Though Kansas school districts already have the latitude to spank students, if desired, state Rep. Gail Finney, D-Wichita, proposed legislation to expand and better define what corporal punishment includes for the benefit of educators, parents and caregivers. The legislation — House Bill 2699 — if approved, would allow up to 10 swats on the buttocks of a clothed child with a bare, open-handed palm, which may leave bruising or redness. Besides spanking, the legislation also allows for restraint of a child to maintain control during the course of disciplining a child.
At a time when our society, and schools in particular, are attempting to eradicate bullying and the accompanying violence, it is mind-boggling that a legislator wants to expand the ability of Kansas schools and beyond to spank children — up to age 18. The expanded discipline is counter to what is considered child abuse or cruel and abusive in other sectors of life, which is why the legislation also amends statutes on battery, child abuse and related charges involving parents, step-parents, legal guardians and those who have written permission from the parent to use corporal punishment.

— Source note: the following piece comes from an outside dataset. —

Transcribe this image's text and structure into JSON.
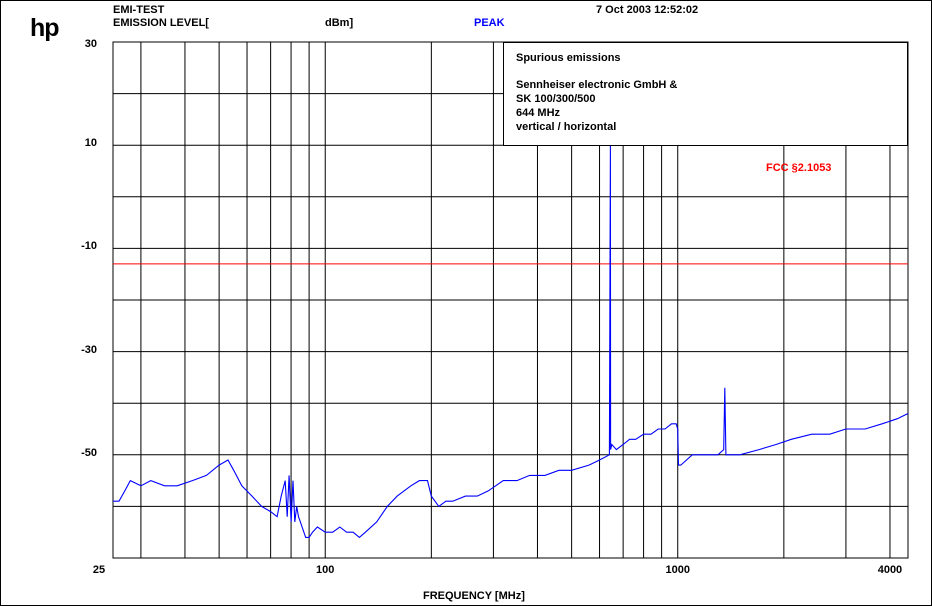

Despite the potential for school districts to expand their latitude to use physical violence, school superintendents in Franklin County said their policies won’t change. Why? Because hitting begets more hitting and educators and school administrators are doing all they can to mitigate such violence and other possible bullying. It is unlikely any teacher’s union would want to expose its membership to the kind of liability that would accompany such a change either. After all, one would have to consider where said spanking would occur — in front of the class, in a special spanking room, etc. And exactly what does any of this accomplish?
Using violence for conflict resolution doesn’t make any more sense for kids than it does for adults. Spanking, while sometimes utilized by parents, is bad policy for schools and should not be re-established as standard operating procedure at schools. To go back to inciting children to follow rules simply out of fear, rather than because of a need to follow rules cultivated through self-discipline, sends entirely the wrong message to children. Sadly this authoritarian perspective looks past all the positive ways teachers and parents can and do discipline children, helping them learn to distinguish right from wrong and good decisions from bad decisions.
Spare the rod and spoil the child might be a popular saying, but it clearly isn’t the only or the best way to teach kids about consequences and accountability. This bill should remain in permanent time-out.